Abbiamo quindi preso in considerazione un esempio generale di configurazione pronta, in cui alcuni file e percorsi sensibili sono nascosti all'indicizzazione, ma le directory principali sono accessibili.

A differenza di molti CMS popolari o siti scritti su misura, WordPress ha diversi plugin che facilitano la creazione e la gestione del file robots.txt. Una delle soluzioni più diffuse a questo scopo è Yoast SEO.

Per installarlo è necessario:

  1. Vai al pannello di amministrazione di WordPress.
  2. Nella sezione "Plugin", seleziona "Aggiungi nuovo".
  3. Trova il plugin "Yoast SEO" e installalo.
  4. Attiva il plugin.

Per modificare il file robots.txt, è necessario:

  1. Vai alla sezione "SEO" nel menu laterale del pannello di amministrazione e seleziona "Generale".
  2. Vai alla scheda "Strumenti".
  3. Fare clic su "File". Qui verranno visualizzati vari file, tra cui robots.txt.
  4. Inserisci le regole di indicizzazione necessarie in base alle tue esigenze.
  5. Dopo aver apportato le modifiche al file, fare clic sul pulsante "Salva modifiche al file robots.txt".

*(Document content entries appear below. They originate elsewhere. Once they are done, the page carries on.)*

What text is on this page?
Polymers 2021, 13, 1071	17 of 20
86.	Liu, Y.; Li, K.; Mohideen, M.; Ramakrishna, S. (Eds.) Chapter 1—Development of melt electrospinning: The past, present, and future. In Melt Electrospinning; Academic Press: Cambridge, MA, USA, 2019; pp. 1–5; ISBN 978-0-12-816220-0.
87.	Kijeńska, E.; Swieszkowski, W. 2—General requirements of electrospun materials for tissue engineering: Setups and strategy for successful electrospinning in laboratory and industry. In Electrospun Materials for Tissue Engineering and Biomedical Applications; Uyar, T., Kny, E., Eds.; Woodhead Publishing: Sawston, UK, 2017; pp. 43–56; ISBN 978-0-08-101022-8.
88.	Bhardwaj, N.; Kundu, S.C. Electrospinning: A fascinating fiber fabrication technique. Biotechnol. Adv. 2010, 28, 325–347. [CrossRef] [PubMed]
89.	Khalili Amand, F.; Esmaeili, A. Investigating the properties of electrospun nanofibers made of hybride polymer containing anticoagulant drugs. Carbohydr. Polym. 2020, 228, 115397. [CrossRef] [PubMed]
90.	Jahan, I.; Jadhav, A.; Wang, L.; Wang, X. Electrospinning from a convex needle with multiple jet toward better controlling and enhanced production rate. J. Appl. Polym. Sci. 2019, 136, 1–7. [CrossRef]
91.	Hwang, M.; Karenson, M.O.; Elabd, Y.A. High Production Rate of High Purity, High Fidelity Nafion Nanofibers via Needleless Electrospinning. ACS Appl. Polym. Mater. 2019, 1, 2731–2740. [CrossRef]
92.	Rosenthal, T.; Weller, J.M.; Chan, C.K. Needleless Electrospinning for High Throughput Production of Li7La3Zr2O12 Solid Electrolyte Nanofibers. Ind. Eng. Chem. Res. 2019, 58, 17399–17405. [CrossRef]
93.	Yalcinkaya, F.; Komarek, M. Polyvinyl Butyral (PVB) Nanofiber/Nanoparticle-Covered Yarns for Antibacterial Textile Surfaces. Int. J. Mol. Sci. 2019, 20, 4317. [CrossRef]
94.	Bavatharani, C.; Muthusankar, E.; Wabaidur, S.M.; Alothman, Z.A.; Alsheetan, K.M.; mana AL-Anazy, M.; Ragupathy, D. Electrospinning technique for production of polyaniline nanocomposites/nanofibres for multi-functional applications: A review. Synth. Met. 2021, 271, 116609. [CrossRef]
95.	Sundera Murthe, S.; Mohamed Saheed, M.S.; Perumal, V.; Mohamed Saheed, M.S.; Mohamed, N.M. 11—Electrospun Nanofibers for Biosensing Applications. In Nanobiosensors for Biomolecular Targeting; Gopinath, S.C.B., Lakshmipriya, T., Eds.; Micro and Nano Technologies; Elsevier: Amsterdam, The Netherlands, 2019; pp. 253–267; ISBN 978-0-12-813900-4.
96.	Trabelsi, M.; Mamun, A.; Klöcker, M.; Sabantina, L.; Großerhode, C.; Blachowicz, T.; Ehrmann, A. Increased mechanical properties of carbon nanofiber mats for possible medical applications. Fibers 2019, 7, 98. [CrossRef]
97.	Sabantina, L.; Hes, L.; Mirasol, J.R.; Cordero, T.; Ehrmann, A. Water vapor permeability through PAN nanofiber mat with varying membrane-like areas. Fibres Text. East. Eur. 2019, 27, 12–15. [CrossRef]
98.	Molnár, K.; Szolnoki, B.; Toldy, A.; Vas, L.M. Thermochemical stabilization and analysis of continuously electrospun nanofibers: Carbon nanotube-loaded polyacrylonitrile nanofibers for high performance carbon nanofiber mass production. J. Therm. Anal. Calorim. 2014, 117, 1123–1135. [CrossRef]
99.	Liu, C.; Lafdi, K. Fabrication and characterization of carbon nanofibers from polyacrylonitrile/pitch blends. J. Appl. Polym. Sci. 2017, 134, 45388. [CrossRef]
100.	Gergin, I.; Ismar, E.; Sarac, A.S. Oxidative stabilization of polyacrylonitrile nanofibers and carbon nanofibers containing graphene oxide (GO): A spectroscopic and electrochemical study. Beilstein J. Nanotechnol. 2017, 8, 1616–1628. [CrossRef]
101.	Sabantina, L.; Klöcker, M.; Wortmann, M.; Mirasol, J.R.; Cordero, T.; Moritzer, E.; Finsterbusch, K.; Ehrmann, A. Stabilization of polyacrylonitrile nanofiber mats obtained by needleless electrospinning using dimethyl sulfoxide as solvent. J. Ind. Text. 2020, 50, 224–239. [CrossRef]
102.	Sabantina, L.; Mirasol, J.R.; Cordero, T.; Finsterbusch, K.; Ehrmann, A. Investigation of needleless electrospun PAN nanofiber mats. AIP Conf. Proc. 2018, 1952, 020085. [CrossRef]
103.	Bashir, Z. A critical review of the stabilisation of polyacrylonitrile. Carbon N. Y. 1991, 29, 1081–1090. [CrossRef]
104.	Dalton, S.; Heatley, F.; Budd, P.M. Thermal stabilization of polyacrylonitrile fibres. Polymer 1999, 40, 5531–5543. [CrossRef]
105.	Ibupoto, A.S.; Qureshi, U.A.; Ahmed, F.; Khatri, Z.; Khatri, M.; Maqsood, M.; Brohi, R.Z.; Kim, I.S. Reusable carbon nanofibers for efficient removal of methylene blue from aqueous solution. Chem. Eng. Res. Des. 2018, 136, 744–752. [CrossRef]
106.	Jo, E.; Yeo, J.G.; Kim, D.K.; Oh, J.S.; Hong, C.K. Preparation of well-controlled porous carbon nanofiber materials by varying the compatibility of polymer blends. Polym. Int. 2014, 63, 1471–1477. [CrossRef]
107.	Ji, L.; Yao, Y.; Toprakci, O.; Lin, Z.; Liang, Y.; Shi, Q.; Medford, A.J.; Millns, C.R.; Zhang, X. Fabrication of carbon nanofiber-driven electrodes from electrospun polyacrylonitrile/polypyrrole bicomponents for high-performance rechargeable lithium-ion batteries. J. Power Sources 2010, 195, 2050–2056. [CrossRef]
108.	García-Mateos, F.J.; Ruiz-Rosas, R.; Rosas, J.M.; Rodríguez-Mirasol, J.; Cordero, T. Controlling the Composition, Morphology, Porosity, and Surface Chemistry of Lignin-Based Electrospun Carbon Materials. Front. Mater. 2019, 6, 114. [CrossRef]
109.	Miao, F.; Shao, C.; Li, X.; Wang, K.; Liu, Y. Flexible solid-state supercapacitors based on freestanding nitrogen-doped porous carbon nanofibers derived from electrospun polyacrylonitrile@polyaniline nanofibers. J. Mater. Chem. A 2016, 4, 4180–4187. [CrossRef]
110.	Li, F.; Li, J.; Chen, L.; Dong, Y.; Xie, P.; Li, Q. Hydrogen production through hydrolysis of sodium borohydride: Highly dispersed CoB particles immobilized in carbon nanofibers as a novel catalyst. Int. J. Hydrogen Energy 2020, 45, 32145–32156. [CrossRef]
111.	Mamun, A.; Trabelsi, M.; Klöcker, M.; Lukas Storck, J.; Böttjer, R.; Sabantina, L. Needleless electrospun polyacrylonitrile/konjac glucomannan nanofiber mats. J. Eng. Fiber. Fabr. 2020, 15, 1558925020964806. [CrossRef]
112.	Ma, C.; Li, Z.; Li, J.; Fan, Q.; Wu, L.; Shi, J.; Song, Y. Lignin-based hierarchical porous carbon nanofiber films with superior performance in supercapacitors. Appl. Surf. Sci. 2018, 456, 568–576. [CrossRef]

Si noti che ogni impostazione del file robots.txt per WordPress è unica e dipende dalle esigenze e dalle caratteristiche specifiche del sito. Non esiste un modello universale che si adatti a tutte le risorse senza eccezioni. Tuttavia, questo esempio e l'uso di plugin possono semplificare notevolmente il compito.

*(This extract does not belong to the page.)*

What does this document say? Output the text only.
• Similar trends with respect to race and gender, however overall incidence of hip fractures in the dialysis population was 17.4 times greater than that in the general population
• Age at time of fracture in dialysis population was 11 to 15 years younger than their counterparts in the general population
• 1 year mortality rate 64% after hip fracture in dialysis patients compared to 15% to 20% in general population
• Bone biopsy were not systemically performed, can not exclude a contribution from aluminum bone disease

Impostazione manuale di Robots.txt

Allo stesso modo, puoi impostare la configurazione del file anche in assenza di un CMS pronto per il sito. L'utente deve anche caricare il file robots.txt nella directory principale del sito e specificare le regole necessarie. Ecco uno degli esempi, in cui sono indicate tutte le direttive disponibili:

User-agent: *
Disallow: /admin/             # Prohibit access to the administrative panel
Disallow: /secret.html	      # Prohibit access to a specific file
Disallow: /*.pdf$	      # Prohibit indexing of certain file types
Disallow: /*?sort=	      # Prohibit indexing of certain URL parameters
Allow: /public/		      # Allow access to public pages
Sitemap: http://yourdomain.com/sitemap.xml # Include the sitemap

Come controllare il file Robots.txt

Come strumento ausiliario per verificare la presenza di errori nel file robots.txt, si consiglia di utilizzare i servizi online.

Considera l'esempio di Webmaster di Yandex servizio. Per controllare, devi inserire un collegamento al tuo sito nel campo corrispondente se il file è già caricato sul server. Dopodiché, lo strumento stesso caricherà la configurazione del file. C'è anche un'opzione per inserire manualmente la configurazione:

Configurazione del file Robots.txt

Successivamente, è necessario richiedere un controllo e attendere i risultati:

Risultato dell'impostazione Robots.txt

Nell'esempio dato, non ci sono errori. Se ce ne sono, il servizio mostrerà le aree problematiche e i modi per risolverle.

Conclusione

In sintesi, abbiamo sottolineato quanto sia importante il file robots.txt per controllare il traffico sul sito. Abbiamo fornito consigli su come impostarlo correttamente per gestire il modo in cui i motori di ricerca indicizzano le pagine. Oltre a questo, abbiamo anche esaminato esempi di come utilizzare correttamente questo file e fornito istruzioni su come verificare che tutte le impostazioni funzionino correttamente.